A mediados de marzo pasado, en Brasil, el presidente Luiz Inacio Lula da Silva presentó un Plan Nacional para la Erradicación del Trabajo Esclavo. El número de personas que sobreviven en condiciones de esclavitud en ese país sudamericano varía significativamente de acuerdo con las fuentes. El gobierno lo calcula en 25 mil, pero organizaciones no gubernamentales multiplican esa cifra por cuatro o por seis. Hace 10 años, el sociólogo Jose de Sousa Martins estimó que unos 60 mil brasileños eran víctimas del trabajo forzado.

En 1996 La Jornada dio a conocer la situación de los trabajadores oaxaqueños en las empresas agroexportadoras del Valle de San Quintín, Baja California, situación que se acercaba mucho a la de los peones acasillados en las haciendas porfirianas. Habría que preguntarse qué ha ocurrido allí en estos últimos siete años.

En las naciones y regiones más marginadas del planeta la esclavitud sigue funcionando sobre la base de la compraventa de seres humanos. Es el caso de Sudán, donde se puede comprar un esclavo por 100 dólares. En las llamadas economías emergentes, la práctica suele estar vinculada a fábricas de empresas trasnacionales: maquiladoras, plantaciones, construcción y minería. En Francia, España y otros integrantes de la Unión Europea, la esclavitud está preponderantemente relacionada con la industria de los servicios sexuales.

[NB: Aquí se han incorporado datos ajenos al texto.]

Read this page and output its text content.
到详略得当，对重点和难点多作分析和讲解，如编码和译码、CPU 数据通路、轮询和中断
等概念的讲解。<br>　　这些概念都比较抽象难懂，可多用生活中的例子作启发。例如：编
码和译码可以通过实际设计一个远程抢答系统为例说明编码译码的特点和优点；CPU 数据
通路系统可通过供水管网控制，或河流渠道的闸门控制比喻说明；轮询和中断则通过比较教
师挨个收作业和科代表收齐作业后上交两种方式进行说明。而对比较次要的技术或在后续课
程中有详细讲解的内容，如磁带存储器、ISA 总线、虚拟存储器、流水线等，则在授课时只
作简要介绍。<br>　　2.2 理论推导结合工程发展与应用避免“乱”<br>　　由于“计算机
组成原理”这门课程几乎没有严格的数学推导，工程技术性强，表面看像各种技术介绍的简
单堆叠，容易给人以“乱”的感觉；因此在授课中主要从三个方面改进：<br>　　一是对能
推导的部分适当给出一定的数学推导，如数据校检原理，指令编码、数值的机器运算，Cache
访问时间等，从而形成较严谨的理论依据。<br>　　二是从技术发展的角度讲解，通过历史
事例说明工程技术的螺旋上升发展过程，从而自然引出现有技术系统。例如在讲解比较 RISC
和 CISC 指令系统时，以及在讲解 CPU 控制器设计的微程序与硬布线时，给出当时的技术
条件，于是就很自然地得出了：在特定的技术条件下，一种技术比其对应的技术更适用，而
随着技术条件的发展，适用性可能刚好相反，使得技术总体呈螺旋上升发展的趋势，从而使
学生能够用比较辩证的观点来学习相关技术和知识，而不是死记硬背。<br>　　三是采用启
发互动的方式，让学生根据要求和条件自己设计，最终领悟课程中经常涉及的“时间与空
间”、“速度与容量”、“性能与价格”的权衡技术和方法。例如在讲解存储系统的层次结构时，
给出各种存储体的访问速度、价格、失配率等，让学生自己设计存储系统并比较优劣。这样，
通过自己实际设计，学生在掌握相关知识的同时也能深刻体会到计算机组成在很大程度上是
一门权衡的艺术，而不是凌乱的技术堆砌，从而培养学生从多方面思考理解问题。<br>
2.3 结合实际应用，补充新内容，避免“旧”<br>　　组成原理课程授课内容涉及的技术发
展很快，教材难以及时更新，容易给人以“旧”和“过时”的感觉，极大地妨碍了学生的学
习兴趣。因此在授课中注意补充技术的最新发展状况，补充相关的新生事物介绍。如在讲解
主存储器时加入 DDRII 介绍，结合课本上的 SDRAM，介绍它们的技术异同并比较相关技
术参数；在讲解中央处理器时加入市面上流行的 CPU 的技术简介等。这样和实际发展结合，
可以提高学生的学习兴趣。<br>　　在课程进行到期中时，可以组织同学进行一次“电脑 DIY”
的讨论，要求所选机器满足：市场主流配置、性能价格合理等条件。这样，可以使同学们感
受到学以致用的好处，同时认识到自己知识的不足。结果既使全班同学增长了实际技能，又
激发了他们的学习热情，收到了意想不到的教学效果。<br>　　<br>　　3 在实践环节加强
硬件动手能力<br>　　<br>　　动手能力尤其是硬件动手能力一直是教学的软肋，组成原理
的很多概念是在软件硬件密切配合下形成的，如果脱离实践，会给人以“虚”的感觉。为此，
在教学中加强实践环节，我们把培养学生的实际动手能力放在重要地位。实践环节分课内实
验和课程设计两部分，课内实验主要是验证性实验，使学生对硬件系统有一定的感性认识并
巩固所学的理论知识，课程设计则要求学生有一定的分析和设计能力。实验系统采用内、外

En su libro La nueva esclavitud en la economía global (Siglo XXI, Madrid), Kevin Bales, el más conocido especialista en el asunto, calcula que unos 27 millones de personas en todo el mundo se encuentran en situación de esclavitud. Tal vez sea una cifra exagerada, o tal vez se quede corta. Con un solo esclavo que hubiera, sería suficiente para cuestionar la buena voluntad y la eficacia de los organismos internacionales y los discursos de Estado de todos los países del mundo.